Few expected the 28 nm node to live nearly as long as it has. Some of the first cracks in the façade actually came from Intel. Their 22 nm Tri-Gate (FinFET) process took a little bit longer to get off the ground than expected. We also noticed some interesting electrical features from the products developed on that process. Intel skewed away from higher clockspeeds and focused on efficiency and architectural improvements rather than staying at generally acceptable TDPs and leapfrogging the competition by clockspeed alone. Overclockers noticed that the newer parts did not reach the same clockspeed heights as previous products such as the 32 nm based Sandy Bridge processors. Whether this decision was intentional from Intel or not is debatable, but my gut feeling here is that they responded to the technical limitations of their 22 nm process. Yields and bins likely dictated the max clockspeeds attained on these new products. So instead of vaulting over AMD’s products, they just slowly started walking away from them.
Samsung is one of the first pure-play foundries to offer a working sub-20 nm FinFET product line. (Photo courtesy of ExtremeTech)
When 28 nm was released the plans on the books were to transition to 20 nm products based on planar transistors, thereby bypassing the added expense of developing FinFETs. It was widely expected that FinFETs were not necessarily required to address the needs of the market. Sadly, that did not turn out to be the case. There are many other factors as to why 20 nm planar parts are not common, but the limitations of that particular process node has made it a relatively niche process node that is appropriate for smaller, low power ASICs (like the latest Apple SOCs). The Apple A8 is rumored to be around 90 mm square, which is a far cry from the traditional midrange GPU that goes from 250 mm sq. to 400+ mm sq.

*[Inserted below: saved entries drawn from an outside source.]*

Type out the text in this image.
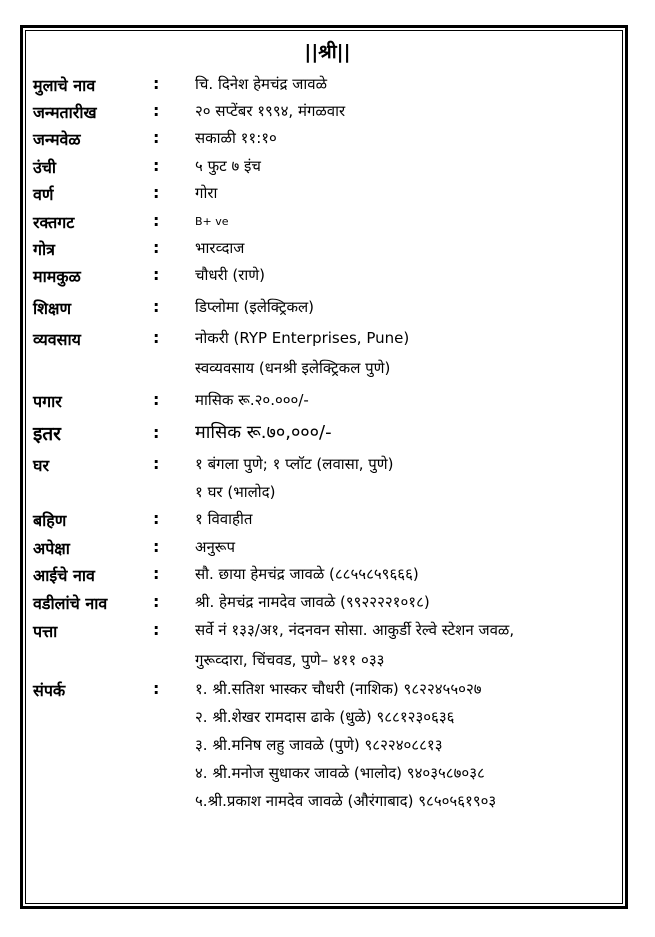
||श्री||
मुलाचे नाव	: चि. दिनेश हेमचंद्र जावळे
जन्मतारीख	: २० सप्टेंबर १९९४, मंगळवार
जन्मवेळ	: सकाळी ११:१०
उंची	: ५ फुट ७ इंच
वर्ण	: गोरा
रक्तगट	:	B+ ve
गोत्र	: भारव्दाज
मामकुळ	: चौधरी (राणे)
शिक्षण	: डिप्लोमा (इलेक्ट्रिकल)
व्यवसाय	: नोकरी (RYP Enterprises, Pune)
स्वव्यवसाय (धनश्री इलेक्ट्रिकल पुणे)
पगार	: मासिक रू.२०.०००/-
इतर	: मासिक रू.७०,०००/-
घर	: १ बंगला पुणे; १ प्लॉट (लवासा, पुणे)
१ घर (भालोद)
बहिण	: १ विवाहीत
अपेक्षा	: अनुरूप
आईचे नाव	: सौ. छाया हेमचंद्र जावळे (८८५५८५९६६६)
वडीलांचे नाव	: श्री. हेमचंद्र नामदेव जावळे (९९२२२२१०१८)
पत्ता	: सर्वे नं १३३/अ१, नंदनवन सोसा. आकुर्डी रेल्वे स्टेशन जवळ,
गुरूव्दारा, चिंचवड, पुणे– ४११ ०३३
संपर्क	: १. श्री.सतिश भास्कर चौधरी (नाशिक) ९८२२४५५०२७
२. श्री.शेखर रामदास ढाके (धुळे) ९८८१२३०६३६
३. श्री.मनिष लहु जावळे (पुणे) ९८२२४०८८१३
४. श्री.मनोज सुधाकर जावळे (भालोद) ९४०३५८७०३८
५.श्री.प्रकाश नामदेव जावळे (औरंगाबाद) ९८५०५६१९०३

The essential difficulty of the 20 nm planar node appears to be a lack of power scaling to match the increased transistor density. TSMC and others have successfully packed in more transistors into every square mm as compared to 28 nm, but the electrical characteristics did not scale proportionally well. Yes, there are improvements there per transistor, but when designers pack in all those transistors into a large design, TDP and voltage issues start to arise. As TDP increases, it takes more power to drive the processor, which then leads to more heat. The GPU guys probably looked at this and figured out that while they can achieve a higher transistor density and a wider design, they will have to downclock the entire GPU to hit reasonable TDP levels. When adding these concerns to yields and bins for the new process, the advantages of going to 20 nm would be slim to none at the end of the day.